(403c) Impact of Alkaline Deacetylation and Pelleting of Corn Stover at the Depot

Authors: 
Aston, J. E., Idaho National Laboratory
Thompson, D. N., Idaho National Laboratory
Currently, approximately 258 million tons of the Billion Tons (DOE goal) is considered accessible in the existing feedstock supply systems. Additionally, much of this biomass is highly variable in properties important to handling, densification and conversion. An important role of the distributed processing concept is to deliver feedstock to biorefineries with low variability and consistent conversion performance. Achieving this goal would decrease risk to the biorefinery and reduce operating expenses. This work examines the impact of deacetylation at the depot on both the feedstock supply chain and the conversion facility.

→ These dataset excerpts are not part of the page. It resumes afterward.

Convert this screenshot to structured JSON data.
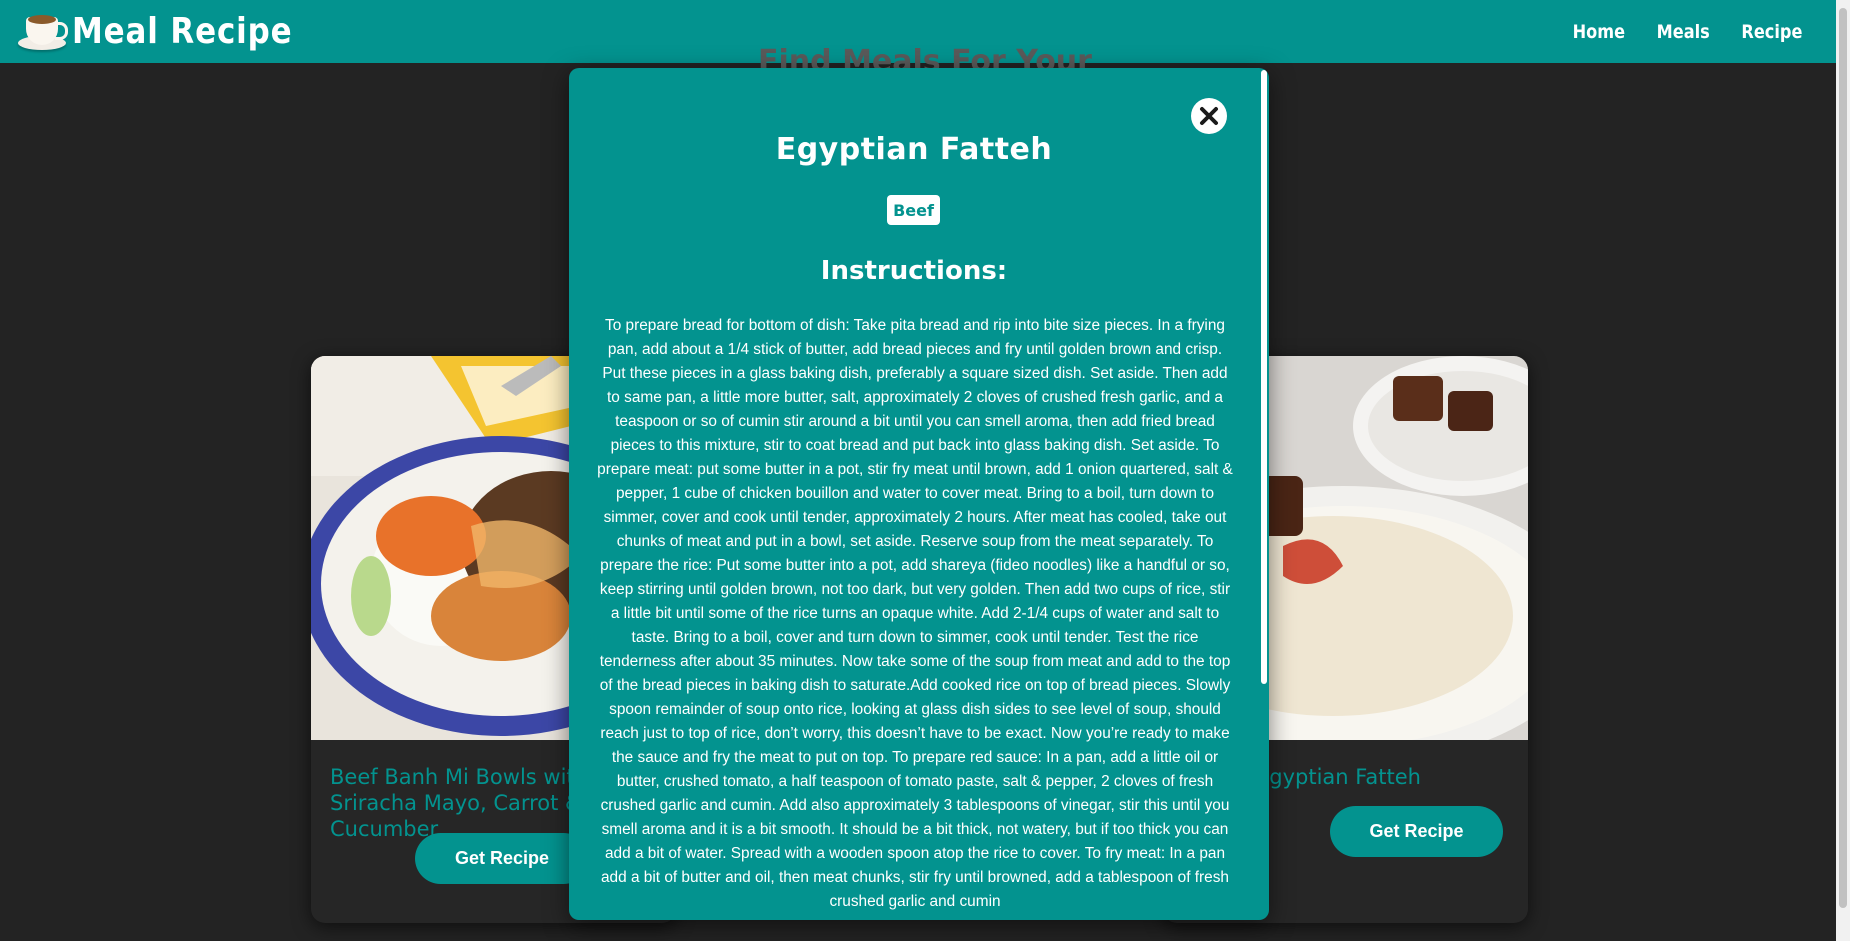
{
  "navbar": {
    "brand_title": "Meal Recipe",
    "logo_icon": "coffee-cup-icon",
    "links": [
      "Home",
      "Meals",
      "Recipe"
    ],
    "background_color": "#03938f"
  },
  "background_heading": "Find Meals For Your Ingredients",
  "cards": [
    {
      "title": "Beef Banh Mi Bowls with Sriracha Mayo, Carrot & Pickled Cucumber",
      "button_label": "Get Recipe"
    },
    {
      "title": "Egyptian Fatteh",
      "button_label": "Get Recipe"
    }
  ],
  "modal": {
    "title": "Egyptian Fatteh",
    "category": "Beef",
    "instructions_heading": "Instructions:",
    "instructions": "To prepare bread for bottom of dish: Take pita bread and rip into bite size pieces. In a frying pan, add about a 1/4 stick of butter, add bread pieces and fry until golden brown and crisp. Put these pieces in a glass baking dish, preferably a square sized dish. Set aside. Then add to same pan, a little more butter, salt, approximately 2 cloves of crushed fresh garlic, and a teaspoon or so of cumin stir around a bit until you can smell aroma, then add fried bread pieces to this mixture, stir to coat bread and put back into glass baking dish. Set aside. To prepare meat: put some butter in a pot, stir fry meat until brown, add 1 onion quartered, salt & pepper, 1 cube of chicken bouillon and water to cover meat. Bring to a boil, turn down to simmer, cover and cook until tender, approximately 2 hours. After meat has cooled, take out chunks of meat and put in a bowl, set aside. Reserve soup from the meat separately. To prepare the rice: Put some butter into a pot, add shareya (fideo noodles) like a handful or so, keep stirring until golden brown, not too dark, but very golden. Then add two cups of rice, stir a little bit until some of the rice turns an opaque white. Add 2-1/4 cups of water and salt to taste. Bring to a boil, cover and turn down to simmer, cook until tender. Test the rice tenderness after about 35 minutes. Now take some of the soup from meat and add to the top of the bread pieces in baking dish to saturate.Add cooked rice on top of bread pieces. Slowly spoon remainder of soup onto rice, looking at glass dish sides to see level of soup, should reach just to top of rice, don’t worry, this doesn’t have to be exact. Now you’re ready to make the sauce and fry the meat to put on top. To prepare red sauce: In a pan, add a little oil or butter, crushed tomato, a half teaspoon of tomato paste, salt & pepper, 2 cloves of fresh crushed garlic and cumin. Add also approximately 3 tablespoons of vinegar, stir this until you smell aroma and it is a bit smooth. It should be a bit thick, not watery, but if too thick you can add a bit of water. Spread with a wooden spoon atop the rice to cover. To fry meat: In a pan add a bit of butter and oil, then meat chunks, stir fry until browned, add a tablespoon of fresh crushed garlic and cumin",
    "close_icon": "close-icon"
  },
  "colors": {
    "accent": "#03938f",
    "page_background": "#232323",
    "card_background": "#262626"
  }
}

Single-pass corn stover was ground to 1 inch using a Wiley Mill and stored at room temperature and humidity. The corn stover was split and deacetylated in a stirred-batch reactor. The recovered solid residuals were collected and compared against raw corn stover using analyses that measured total ash, ash composition and proximate/ultimate. In addition, the chemistry of the deacetylation medium was determined along with the ash and CHNO composition of solids precipitated from the deacetylation medium. In this manner, data was collected to support a full mass balance of the process. The energy to grind and pellet the raw material and alkaline deacetylated material was measured. The alkaline deacetylation resulted in a 13.8% decrease in required grinding energy, and a 23.1% decrease in required pelleting energy. It also resulted in increased carbohydrate content and reduced ash for the biorefinery feedstock. In addition, it was observed that the deacetylated material could be ground at much higher moisture contents. This would allow corn stover to be pelleted, and then dried using a more efficient process. Finally, raw and deacetylated material was subjected to different pretreatment severities with and without disc refining. Key findings were that deacetylation and pelleting were found to: 1) negate the need for disc refining; 2) increase sugar yields by over two-fold with when no pretreatment was applied; 3) require significantly lower severity of pretreatment to achieve the same, or greater, sugar yield; and 4) increase maximum sugar yield to near 100%.